I am there in the morning with my man and his dog and goddamn does that dog attract people of all shapes and sizes from practically a 50 mile radius. Dogs are everywhere at the Art and Wine festival. But this dog is top of the line cute. I mean he was turning cop-security people into melty puddles of puppy-loving goo. But as for me, well, I was focused on another cute boy altogether-- feeling myself turning into a melty puddle of man-loving goo.
In the afternoon I got a second wind and I came back with my folks for Art and Wine part two. My mom shopped for a cutting board after destroying our last one while my dad and I were in the back country. My dad bought raffle tickets for a canoe (cuz he didn't get his fill...). And I bought wall art for my dorm room. It was all around a very successful second round.

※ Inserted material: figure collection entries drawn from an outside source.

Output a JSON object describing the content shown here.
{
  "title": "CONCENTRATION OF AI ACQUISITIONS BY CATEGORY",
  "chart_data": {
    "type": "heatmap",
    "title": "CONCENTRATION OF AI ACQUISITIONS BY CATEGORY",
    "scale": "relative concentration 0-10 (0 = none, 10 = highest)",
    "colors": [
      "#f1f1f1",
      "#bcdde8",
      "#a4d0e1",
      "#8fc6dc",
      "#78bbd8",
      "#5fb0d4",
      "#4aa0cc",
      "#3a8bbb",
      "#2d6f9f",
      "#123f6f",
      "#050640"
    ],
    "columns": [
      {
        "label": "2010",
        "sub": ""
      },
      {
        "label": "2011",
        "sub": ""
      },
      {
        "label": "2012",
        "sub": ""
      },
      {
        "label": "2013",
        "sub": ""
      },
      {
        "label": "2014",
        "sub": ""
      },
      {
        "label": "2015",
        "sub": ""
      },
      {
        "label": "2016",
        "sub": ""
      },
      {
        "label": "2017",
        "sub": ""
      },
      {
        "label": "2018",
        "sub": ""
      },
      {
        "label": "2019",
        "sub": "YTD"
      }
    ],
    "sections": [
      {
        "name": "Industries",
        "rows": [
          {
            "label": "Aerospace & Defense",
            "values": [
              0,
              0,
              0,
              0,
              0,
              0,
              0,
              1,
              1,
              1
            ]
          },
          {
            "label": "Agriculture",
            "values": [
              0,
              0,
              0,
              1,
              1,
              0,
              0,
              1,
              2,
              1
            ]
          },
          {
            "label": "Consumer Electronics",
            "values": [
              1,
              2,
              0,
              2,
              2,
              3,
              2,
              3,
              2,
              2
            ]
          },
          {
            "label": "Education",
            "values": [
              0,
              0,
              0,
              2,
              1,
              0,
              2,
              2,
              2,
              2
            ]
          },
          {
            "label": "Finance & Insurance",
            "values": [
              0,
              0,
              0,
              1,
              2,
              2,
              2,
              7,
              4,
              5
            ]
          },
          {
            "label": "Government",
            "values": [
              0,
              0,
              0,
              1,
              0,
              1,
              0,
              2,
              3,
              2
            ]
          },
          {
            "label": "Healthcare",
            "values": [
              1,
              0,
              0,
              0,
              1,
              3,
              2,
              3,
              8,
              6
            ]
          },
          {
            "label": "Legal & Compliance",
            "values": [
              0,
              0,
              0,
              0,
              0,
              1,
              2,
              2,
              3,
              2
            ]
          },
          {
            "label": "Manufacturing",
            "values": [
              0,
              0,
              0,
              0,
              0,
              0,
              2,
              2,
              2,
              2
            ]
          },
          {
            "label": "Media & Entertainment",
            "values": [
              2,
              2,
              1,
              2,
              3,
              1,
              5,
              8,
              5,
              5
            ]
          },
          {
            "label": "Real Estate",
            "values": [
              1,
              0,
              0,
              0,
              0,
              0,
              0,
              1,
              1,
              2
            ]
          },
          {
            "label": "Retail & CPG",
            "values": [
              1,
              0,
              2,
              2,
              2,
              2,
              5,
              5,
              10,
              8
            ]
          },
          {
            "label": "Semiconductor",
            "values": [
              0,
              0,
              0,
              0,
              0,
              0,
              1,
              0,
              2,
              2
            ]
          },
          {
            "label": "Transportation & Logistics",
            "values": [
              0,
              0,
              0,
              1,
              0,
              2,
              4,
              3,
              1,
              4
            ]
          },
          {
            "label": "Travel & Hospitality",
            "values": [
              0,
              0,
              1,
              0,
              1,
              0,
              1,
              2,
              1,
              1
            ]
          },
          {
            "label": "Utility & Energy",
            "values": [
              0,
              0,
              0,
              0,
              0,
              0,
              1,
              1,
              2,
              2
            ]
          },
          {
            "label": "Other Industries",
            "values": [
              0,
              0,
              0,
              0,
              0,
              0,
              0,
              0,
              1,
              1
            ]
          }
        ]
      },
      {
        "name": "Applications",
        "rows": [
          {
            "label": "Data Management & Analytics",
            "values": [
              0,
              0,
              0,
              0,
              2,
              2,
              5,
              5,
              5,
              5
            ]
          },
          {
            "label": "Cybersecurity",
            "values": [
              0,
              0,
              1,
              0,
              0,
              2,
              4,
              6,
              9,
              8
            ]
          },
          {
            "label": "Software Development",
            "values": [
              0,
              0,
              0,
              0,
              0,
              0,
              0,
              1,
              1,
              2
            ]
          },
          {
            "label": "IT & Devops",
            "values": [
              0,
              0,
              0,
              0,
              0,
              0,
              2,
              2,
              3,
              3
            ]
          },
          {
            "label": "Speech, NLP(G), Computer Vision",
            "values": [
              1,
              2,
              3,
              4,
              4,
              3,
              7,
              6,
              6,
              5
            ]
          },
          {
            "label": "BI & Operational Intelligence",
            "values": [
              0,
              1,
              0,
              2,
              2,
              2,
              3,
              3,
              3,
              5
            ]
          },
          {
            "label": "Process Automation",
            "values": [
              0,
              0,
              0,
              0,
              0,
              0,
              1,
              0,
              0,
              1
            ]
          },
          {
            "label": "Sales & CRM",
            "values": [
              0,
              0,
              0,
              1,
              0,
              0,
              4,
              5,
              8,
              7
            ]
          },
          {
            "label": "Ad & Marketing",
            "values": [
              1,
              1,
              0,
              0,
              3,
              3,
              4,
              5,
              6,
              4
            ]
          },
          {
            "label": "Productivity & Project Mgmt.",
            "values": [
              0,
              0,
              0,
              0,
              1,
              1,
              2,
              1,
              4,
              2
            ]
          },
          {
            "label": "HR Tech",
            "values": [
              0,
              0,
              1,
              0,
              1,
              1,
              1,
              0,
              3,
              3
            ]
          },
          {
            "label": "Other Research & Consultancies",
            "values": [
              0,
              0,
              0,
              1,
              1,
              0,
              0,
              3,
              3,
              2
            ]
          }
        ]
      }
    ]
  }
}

Walking back to the car I got my last tastes of this community. Pre-teen bros on BMX bikes with Beiber hair riding around the streets like squeaky-clean hooligans, preppy high school girls with whore make-up and too straight streaky hair gliding from booth to booth with a vapid unawareness of what they are looking at, parents chasing toddlers with wispy hair meticulously rubber-banded in an undignified tuft on the top of their heads, retirees' with their callused, arthritis-stricken hands clasped as they stroll with wine glasses tipping precariously in their other hands, moms with blackberries and jogging outfits, dads with blue-tooths and loafers, the usual suspects, all who I love. Not because I recognize every face or know all about their lives, but because they represent all I am leaving behind. A sort of oddly unique yet poshly cliche community of people all here, downtown, looking at art and drinking wine.
This is my perfect goodbye. Now I am road-tripping up to Seattle, back to school, with my dear mother. It is day two and we are now in Portland. Last night we were in Ashland. And tomorrow, well, we can talk about that when we get there.